I personally have always found it compelling, interesting, complex, and realistic that the dynamic that Beth and Dean had long-established, where he was in charge and she was the subservient housewife, was something that was extremely difficult for Beth to break, while Beth felt empowered to stand up to Rio because it 1) usually worked, and 2) he respected her for it. That contrast is a core reason that Beth and Rio's relationship, while toxic, is also fascinating and magnetic. She doesn't have to shrink herself for him. Beth's conflict has always been about who she is and how she's caught between two sides of herself, the mother-slash-wife and the adrenaline-junky criminal. Her inability to stand up to Dean has always been a thematic exploration of the ways that traditional gender dynamics and power distribution in relationships can trap, confine, and stifle women, and that is exacerbated and amplified by Beth's financial desperation and the danger that (usually Rio) poses to her physical safety and life.
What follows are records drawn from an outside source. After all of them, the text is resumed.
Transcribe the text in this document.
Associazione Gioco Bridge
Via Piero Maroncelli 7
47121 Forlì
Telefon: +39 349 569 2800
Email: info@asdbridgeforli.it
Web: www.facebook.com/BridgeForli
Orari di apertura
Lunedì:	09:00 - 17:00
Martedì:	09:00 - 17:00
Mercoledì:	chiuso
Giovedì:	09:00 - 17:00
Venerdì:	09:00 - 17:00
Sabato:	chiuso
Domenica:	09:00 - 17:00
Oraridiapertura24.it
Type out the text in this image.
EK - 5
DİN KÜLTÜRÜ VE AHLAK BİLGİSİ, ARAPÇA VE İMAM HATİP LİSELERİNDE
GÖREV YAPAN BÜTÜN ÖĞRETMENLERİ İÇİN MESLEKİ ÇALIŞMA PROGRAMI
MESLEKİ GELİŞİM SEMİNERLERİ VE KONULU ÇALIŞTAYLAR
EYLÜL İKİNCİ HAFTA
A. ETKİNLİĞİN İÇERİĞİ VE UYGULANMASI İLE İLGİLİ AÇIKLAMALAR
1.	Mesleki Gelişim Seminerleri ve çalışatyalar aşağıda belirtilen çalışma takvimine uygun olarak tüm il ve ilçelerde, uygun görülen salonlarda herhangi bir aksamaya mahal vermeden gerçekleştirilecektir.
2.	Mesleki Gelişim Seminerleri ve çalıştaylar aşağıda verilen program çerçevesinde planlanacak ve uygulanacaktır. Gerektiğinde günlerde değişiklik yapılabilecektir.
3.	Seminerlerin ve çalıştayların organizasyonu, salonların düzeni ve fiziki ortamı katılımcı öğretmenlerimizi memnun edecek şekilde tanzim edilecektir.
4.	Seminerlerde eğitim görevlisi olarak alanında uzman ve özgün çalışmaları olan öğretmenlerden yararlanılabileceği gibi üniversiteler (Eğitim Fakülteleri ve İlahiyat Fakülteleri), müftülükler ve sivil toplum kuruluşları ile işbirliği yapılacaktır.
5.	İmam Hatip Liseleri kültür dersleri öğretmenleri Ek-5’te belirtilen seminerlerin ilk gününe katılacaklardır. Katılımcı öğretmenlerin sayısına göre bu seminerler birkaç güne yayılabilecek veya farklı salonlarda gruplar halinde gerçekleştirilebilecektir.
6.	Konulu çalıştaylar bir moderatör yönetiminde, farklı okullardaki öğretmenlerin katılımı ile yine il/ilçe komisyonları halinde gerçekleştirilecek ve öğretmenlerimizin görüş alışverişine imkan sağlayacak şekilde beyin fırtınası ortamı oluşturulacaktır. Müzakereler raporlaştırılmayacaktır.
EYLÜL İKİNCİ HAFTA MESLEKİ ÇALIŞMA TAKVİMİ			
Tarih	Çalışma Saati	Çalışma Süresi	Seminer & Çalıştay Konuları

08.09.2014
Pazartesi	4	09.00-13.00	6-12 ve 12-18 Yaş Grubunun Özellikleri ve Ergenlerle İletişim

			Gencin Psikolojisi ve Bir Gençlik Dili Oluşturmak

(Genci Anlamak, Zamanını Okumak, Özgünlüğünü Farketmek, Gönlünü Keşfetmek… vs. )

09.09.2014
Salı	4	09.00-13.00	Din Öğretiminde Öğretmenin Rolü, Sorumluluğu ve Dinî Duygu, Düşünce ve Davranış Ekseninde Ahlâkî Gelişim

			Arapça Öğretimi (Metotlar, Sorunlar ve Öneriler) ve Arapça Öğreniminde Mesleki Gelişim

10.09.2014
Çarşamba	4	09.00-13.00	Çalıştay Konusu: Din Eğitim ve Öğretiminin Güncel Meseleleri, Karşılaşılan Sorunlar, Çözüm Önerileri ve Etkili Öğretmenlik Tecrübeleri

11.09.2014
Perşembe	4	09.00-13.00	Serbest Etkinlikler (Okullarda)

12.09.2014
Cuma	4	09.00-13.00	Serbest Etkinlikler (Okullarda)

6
The thing is, I don't think the writers ever intended to write the Boland marriage with a positive message. People usually list a slew of evidence contradicting just that while claiming that they do (the same goes for claiming Dean had a redemption arc). But just because Beth doesn't hate Dean the way the audience does doesn't mean that that their relationship is ever depicted as fulfilling, truly warm, or one where Beth is respected, valued, or treated well. In fact, the narrative repeatedly underscores that Dean's continued presence is a mixture of convenience, benign familiarity, and necessary because Beth is quite literally unable to find enough stability to leave him. Although they stay together, they continue to show Dean as a bad husband and a mediocre father, not really a true partner in any sense of the word.
I also quibble with sweeping statements about what "any woman" would do in XYZ scenario, mostly because that's a simplification to the wide variety of women and their scenarios that exist. It also doesn't acknowledge the various reasons that women stay—and many women do stay, whether by choice or by necessity—with men that mistreat them. On top of that, it's actually quite rare that Beth shares any intimacy, whether emotional or physical, with Dean of any kind that's genuine, and I actually don't think that it's necessary that she's depicted never receiving any sort of affection from Dean at all. Dean doesn't deserve Beth's forgiveness or her love or even her acceptance or reciprocation of that affection, but that doesn't mean that Beth deserves to live a life void of it.
At the end of the day, the depiction of Beth's marriage doesn't make me feel anything but sympathy for Beth and all of the real-life women who have marriages like hers. I don't just wish them the strength to be able to leave their trash husbands, but the support networks, stability, and resources to be able to do so—and more than anything, Good Girls explored what lengths women will be driven to when they don't have these things but need them to survive and provide for the people that they love. That, I think, is what they mean when they talk about women being able to do anything.